With soon-to-be first rounder Calvin Ridley out the door along with 2017 senior starters Robert Foster and Cam Sims, Alabama will be fielding an entirely new starting cast of wideouts this spring. Fortunately there is a bevy of talent available, including some youngsters who were very productive in limited action, and particularly in the playoffs.
Alabama will field an explosive receiving corps, led by three sophomores with a cool nickname.
The Rug Rats
The trio of projected starters listed below earned the nickname from new OC Mike Locksley for their willingness to do the dirty work when they weren’t getting a lot of passes thrown to them. They are a gifted bunch, all three rated as five-star prospects by at least one of the major recruiting services, with the potential to set records at Alabama.

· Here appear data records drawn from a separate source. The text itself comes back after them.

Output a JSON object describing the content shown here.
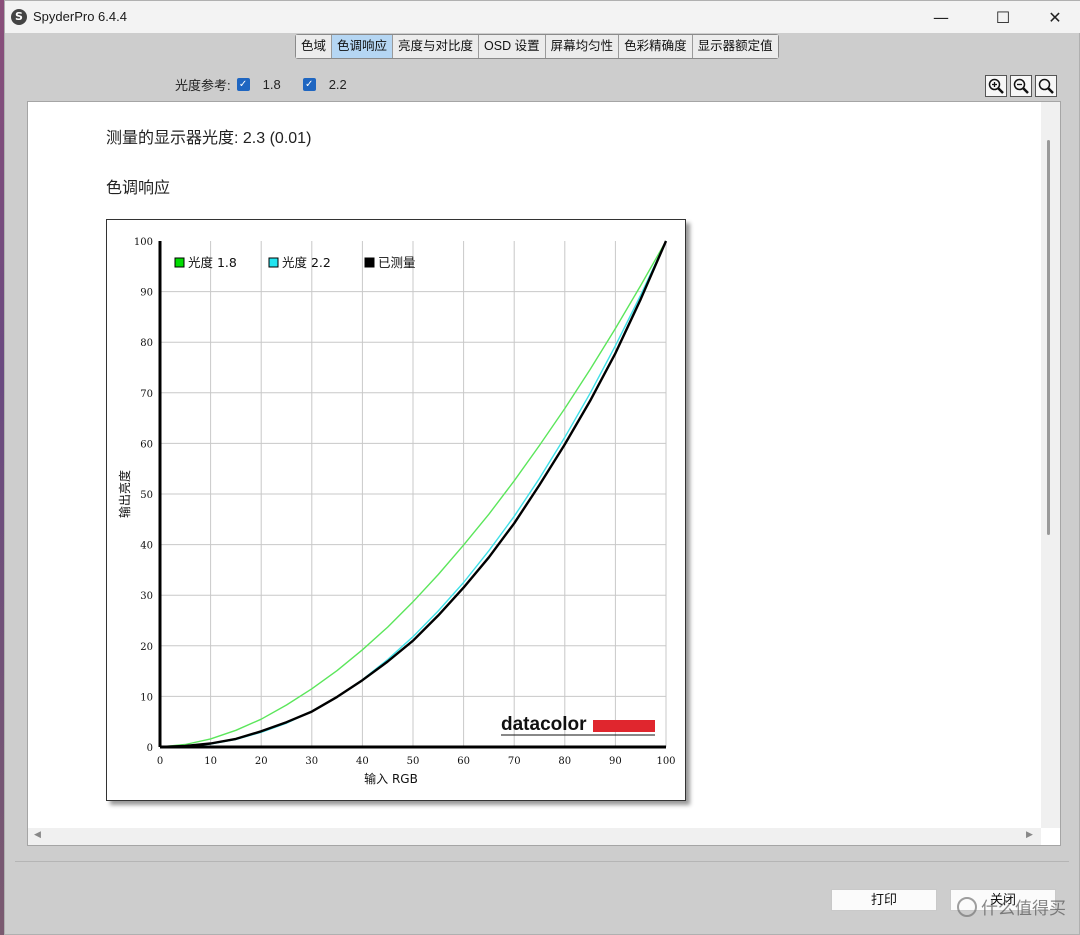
{
  "window": {
    "title": "SpyderPro 6.4.4",
    "app_icon_letter": "S",
    "minimize": "—",
    "maximize": "☐",
    "close": "✕"
  },
  "tabs": [
    {
      "label": "色域",
      "active": false
    },
    {
      "label": "色调响应",
      "active": true
    },
    {
      "label": "亮度与对比度",
      "active": false
    },
    {
      "label": "OSD 设置",
      "active": false
    },
    {
      "label": "屏幕均匀性",
      "active": false
    },
    {
      "label": "色彩精确度",
      "active": false
    },
    {
      "label": "显示器额定值",
      "active": false
    }
  ],
  "gamma_reference": {
    "label": "光度参考:",
    "options": [
      {
        "value": "1.8",
        "checked": true
      },
      {
        "value": "2.2",
        "checked": true
      }
    ]
  },
  "zoom_tools": [
    "zoom-in-icon",
    "zoom-out-icon",
    "zoom-fit-icon"
  ],
  "report": {
    "measured_label": "测量的显示器光度:",
    "measured_value": "2.3 (0.01)",
    "section_title": "色调响应"
  },
  "chart_data": {
    "type": "line",
    "xlabel": "输入 RGB",
    "ylabel": "输出亮度",
    "xlim": [
      0,
      100
    ],
    "ylim": [
      0,
      100
    ],
    "xticks": [
      0,
      10,
      20,
      30,
      40,
      50,
      60,
      70,
      80,
      90,
      100
    ],
    "yticks": [
      0,
      10,
      20,
      30,
      40,
      50,
      60,
      70,
      80,
      90,
      100
    ],
    "grid": true,
    "legend_position": "top-left",
    "watermark": "datacolor",
    "series": [
      {
        "name": "光度 1.8",
        "color": "#5be65b",
        "swatch": "#00dd00",
        "width": 1.4,
        "x": [
          0,
          5,
          10,
          15,
          20,
          25,
          30,
          35,
          40,
          45,
          50,
          55,
          60,
          65,
          70,
          75,
          80,
          85,
          90,
          95,
          100
        ],
        "y": [
          0,
          0.5,
          1.6,
          3.3,
          5.5,
          8.3,
          11.5,
          15.1,
          19.2,
          23.7,
          28.7,
          34.1,
          39.9,
          46.0,
          52.6,
          59.6,
          66.9,
          74.6,
          82.7,
          91.2,
          100
        ]
      },
      {
        "name": "光度 2.2",
        "color": "#3fe0e8",
        "swatch": "#22e5f0",
        "width": 1.4,
        "x": [
          0,
          5,
          10,
          15,
          20,
          25,
          30,
          35,
          40,
          45,
          50,
          55,
          60,
          65,
          70,
          75,
          80,
          85,
          90,
          95,
          100
        ],
        "y": [
          0,
          0.1,
          0.6,
          1.5,
          2.9,
          4.7,
          7.1,
          9.9,
          13.3,
          17.3,
          21.8,
          26.9,
          32.5,
          38.8,
          45.6,
          53.1,
          61.2,
          69.9,
          79.3,
          89.3,
          100
        ]
      },
      {
        "name": "已测量",
        "color": "#000000",
        "swatch": "#000000",
        "width": 2.4,
        "x": [
          0,
          5,
          10,
          15,
          20,
          25,
          30,
          35,
          40,
          45,
          50,
          55,
          60,
          65,
          70,
          75,
          80,
          85,
          90,
          95,
          100
        ],
        "y": [
          0,
          0.2,
          0.7,
          1.6,
          3.1,
          4.9,
          7.0,
          9.9,
          13.2,
          16.9,
          21.0,
          26.0,
          31.5,
          37.5,
          44.2,
          51.8,
          59.8,
          68.4,
          77.8,
          88.5,
          100
        ]
      }
    ]
  },
  "buttons": {
    "print": "打印",
    "close": "关闭"
  },
  "watermark": {
    "text": "什么值得买"
  }
}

Jeudy is the most prototypical #1-type receiver of the bunch, offering good size at 6’1” and 187 lbs. along with elite speed, leaping ability, and hands. He ran a 4.47 forty at last year’s spring testing, put on a highlight reel show with Tua Tagovailoa at A-Day, then averaged 18.9 yards on 14 receptions in game action, with a couple of scores. Look for him to follow in former high school teammate Ridley’s footsteps as the next great “X” receiver at Alabama. Put him out wide on an island and let him work.
#6 Devonta Smith
“Smitty” already etched his name in college football lore when he hauled in the game-winning touchdown pass from Tagovailoa in overtime of the national title game, his second game-winner of the season. He is the same height as Jeudy with a slighter build and unbelievable quickness that makes him difficult to jam. He finished with only eight catches last season but averaged a full 20 yards per, and three went for scores.
#11 Henry Ruggs III
Ruggs is a classic slot receiver, barely touching six feet and 173 lbs. with speed and quickness to burn. He had a nose for the end zone last season as his first five catches all went for touchdowns. He also caught the last three passes of Tagovailoa’s first scoring drive of the title game, including the touchdown. With Jeudy and Smith outside, Ruggs should have plenty of room to work this season. He will also feature prominently in the kickoff and punt return games.
Shavers, from Lewisville, TX, committed to Alabama very early in the 2017 recruiting cycle and never wavered. He is a physical freak at 6’6” with blazing speed. After taking a redshirt year, Shavers will undoubtedly compete for time, particularly in the red zone.
#12 Chardarius Townsend
Townsend took a redshirt season after playing QB in high school in a smaller classification. He is an outstanding athlete who should have an opportunity to contribute as both a returner and a receiver going forward.
#19 Xavian Marks
The diminutive Marks is a crowd favorite any time he touches the football, but figures to contribute mostly as a returner.
#81 Derek Kief
As a redshirt senior who has yet to carve out much of a role on offense, it is hard to see the 6’4” Kief catching many footballs this season. He has been a major contributor on kick coverage teams throughout his career, however.
#29 Slade Bolden
Alabama has only one early enrollee at the position, three-star all-purpose back Slade Bolden. Bolden profiles as a future slot receiver in the Tide attack. Like Townsend, he played QB in high school and will likely require a redshirt year to get his bearings, particularly with the returning talent on the roster.
The tight end position was basically an afterthought in the passing game last season, but there is a ton of returning experience. Also, new QB coach Dan Enos taught his guys to utilize the position at Arkansas, producing NFL players Hunter Henry and Jeremy Sprinkle. Perhaps this will be the year that we finally see the big guys get some action.
#82 Irv Smith
Smith had a moderately productive sophomore campaign as the primary receiving tight end, with three touchdowns among his 14 receptions. He has good size and speed, and should figure more prominently if Alabama is able to spread the ball around a bit more.
Hentges carved out a role as the primary blocking tight end and performed admirably, also adding seven receptions including three for scores. As an incoming senior, he should be the leader of the group this season.
Forristall comes in as a redshirt sophomore after getting a medical redshirt for 2017, thanks to a knee injury suffered in the third game of the season. He was highly impressive as a freshman, particularly as a blocker. If he is fully recovered, Forristall should find his way back onto the field quickly.
Tennison was a heralded 4-star recruit out of Bullard, TX with prototypical size and speed at the position. He benched 425 at spring testing last season and ran a 4.72 forty, then got his feet wet with two catches for 30 yards.
If there is any justice in the universe, Clark will find his way onto the field in his final season. He has been the consummate team player throughout his career, continuing to push despite twice suffering season-ending injuries and watching others find roles as he recovered. Ronnie is one to root for.
#44 Kedrick James
James is a hoss at 6’5” and 255 lbs. He was rated a four-star at the position and saw a little action as a freshman, primarily as a blocker. He should compete for time, though it is obviously a crowded field.